Obra dos anos 80 deixou detalhes relevantes de lado

A reforma pela qual o Teatro Municipal de São Paulo passou na década de 1980 resolveu, principalmente, problemas estruturais. "A infraestrutura e a parte hidráulica estavam muito comprometidas", diz a arquiteta Lilian Jaha, do corpo técnico do prédio. Na época, os camarins foram refeitos. Algumas áreas que precisavam de restauro, porém, não foram concluídas.

Suzane G. Frutuoso, O Estado de S.Paulo

01 Maio 2011 | 00h00

O Salão do Restaurante é um exemplo. Uma tinta creme cobria as paredes do espaço. Ao ser retirada, revelaram-se pinturas originais da época da inauguração do teatro, em 1911. Mas só agora os desenhos ganharam vida, com tintas acrílicas especiais e folhas de ouro. As poltronas serão mais confortáveis graças à nova espuma (e haverá espaço para obesos e pessoas com necessidades especiais). As cores dos assentos ainda são mantidas em sigilo.

Uma série de imprevistos levou alguns trabalhos a serem refeitos. Na fachada principal, o serviço estava programado para ser finalizado em quatro meses. Levou mais de um ano. "Colônias de fungos eram eliminadas e voltavam a aparecer", diz a arquiteta Rafaela Bernardes, do Departamento de Patrimônio Histórico (DPH), especialista em restauro. "Além disso, é preciso aguardar algum tempo para verificar se determinadas técnicas funcionaram."

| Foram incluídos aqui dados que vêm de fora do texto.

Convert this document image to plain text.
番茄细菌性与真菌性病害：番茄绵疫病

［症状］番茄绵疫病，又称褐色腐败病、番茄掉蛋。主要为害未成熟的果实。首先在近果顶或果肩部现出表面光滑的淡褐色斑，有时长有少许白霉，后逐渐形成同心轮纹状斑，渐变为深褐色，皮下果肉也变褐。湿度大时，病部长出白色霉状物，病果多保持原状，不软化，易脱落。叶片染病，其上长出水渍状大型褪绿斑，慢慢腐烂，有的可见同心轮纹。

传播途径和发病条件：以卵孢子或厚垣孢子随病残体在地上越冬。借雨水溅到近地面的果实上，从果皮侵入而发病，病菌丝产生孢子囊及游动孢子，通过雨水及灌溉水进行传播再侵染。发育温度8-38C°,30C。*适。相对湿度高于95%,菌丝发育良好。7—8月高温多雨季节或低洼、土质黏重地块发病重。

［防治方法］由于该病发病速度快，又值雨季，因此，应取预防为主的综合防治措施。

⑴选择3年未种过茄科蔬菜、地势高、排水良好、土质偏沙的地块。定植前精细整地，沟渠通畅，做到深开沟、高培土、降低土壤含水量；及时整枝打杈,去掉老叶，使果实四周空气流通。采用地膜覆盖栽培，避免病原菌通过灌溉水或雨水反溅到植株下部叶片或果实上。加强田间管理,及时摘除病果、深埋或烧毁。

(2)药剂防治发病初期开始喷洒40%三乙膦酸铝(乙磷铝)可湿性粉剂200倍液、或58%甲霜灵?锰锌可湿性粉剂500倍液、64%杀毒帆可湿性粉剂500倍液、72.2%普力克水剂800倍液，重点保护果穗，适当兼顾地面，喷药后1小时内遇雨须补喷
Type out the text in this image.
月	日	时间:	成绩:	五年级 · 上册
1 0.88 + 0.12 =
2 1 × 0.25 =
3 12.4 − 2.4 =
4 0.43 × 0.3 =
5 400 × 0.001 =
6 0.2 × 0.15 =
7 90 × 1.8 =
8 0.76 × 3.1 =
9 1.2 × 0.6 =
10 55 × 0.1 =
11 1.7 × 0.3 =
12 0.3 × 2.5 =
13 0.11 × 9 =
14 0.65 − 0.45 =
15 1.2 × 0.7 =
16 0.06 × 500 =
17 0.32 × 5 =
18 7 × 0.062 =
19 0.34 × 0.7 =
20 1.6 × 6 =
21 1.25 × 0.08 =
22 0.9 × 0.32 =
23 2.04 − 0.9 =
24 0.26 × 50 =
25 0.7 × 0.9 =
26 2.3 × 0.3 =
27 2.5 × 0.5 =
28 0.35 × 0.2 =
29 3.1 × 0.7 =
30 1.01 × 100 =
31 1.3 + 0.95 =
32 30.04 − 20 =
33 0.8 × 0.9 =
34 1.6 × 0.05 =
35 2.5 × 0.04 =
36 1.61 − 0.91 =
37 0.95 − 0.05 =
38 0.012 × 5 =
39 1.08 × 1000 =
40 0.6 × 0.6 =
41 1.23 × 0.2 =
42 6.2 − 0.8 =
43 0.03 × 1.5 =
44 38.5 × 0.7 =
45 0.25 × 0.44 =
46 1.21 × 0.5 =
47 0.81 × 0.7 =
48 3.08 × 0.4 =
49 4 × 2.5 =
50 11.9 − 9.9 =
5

A parte externa do teatro foi submetida a várias fases de trabalho: limpeza, microjateamento (com microesferas de vidro), aplicação de fungicidas, biocidas e injeção de resina. Um gel que espanta pombos também foi utilizado (com um cheiro insuportável para as aves, sem prejudicá-las e imperceptível para as pessoas). Os vitrais ganharam películas que filtram os raios solares e protegem as cores. O rangido do assoalho de madeira da plateia - que incomodava durante grande parte dos espetáculos - recebeu reparos e está cerca de 80% menor.

Trata-se, agora, da terceira grande intervenção no prédio, símbolo da erudição e elegância de uma São Paulo de 100 anos atrás. Saída das pranchetas de Ramos de Azevedo, a imponente construção no centro da capital passou por reformas em 1954 e em 1987.

Obras. A expectativa é de que até 2012 todos os dez teatros municipais paulistanos devam ter sido reformados pela Prefeitura. O Cacilda Becker (na Lapa, zona oeste) e o Zanoni Ferrite (na Vila Formosa, na zona leste) já ficaram prontos. No caso do Cacilda, antes da reforma, ocorrida entre 2008 e 2009, a média mensal de espectadores que frequentavam o espaço era de 627 pessoas. No primeiro semestre do ano passado, o público já chegava a 1,2 mil pessoas por mês.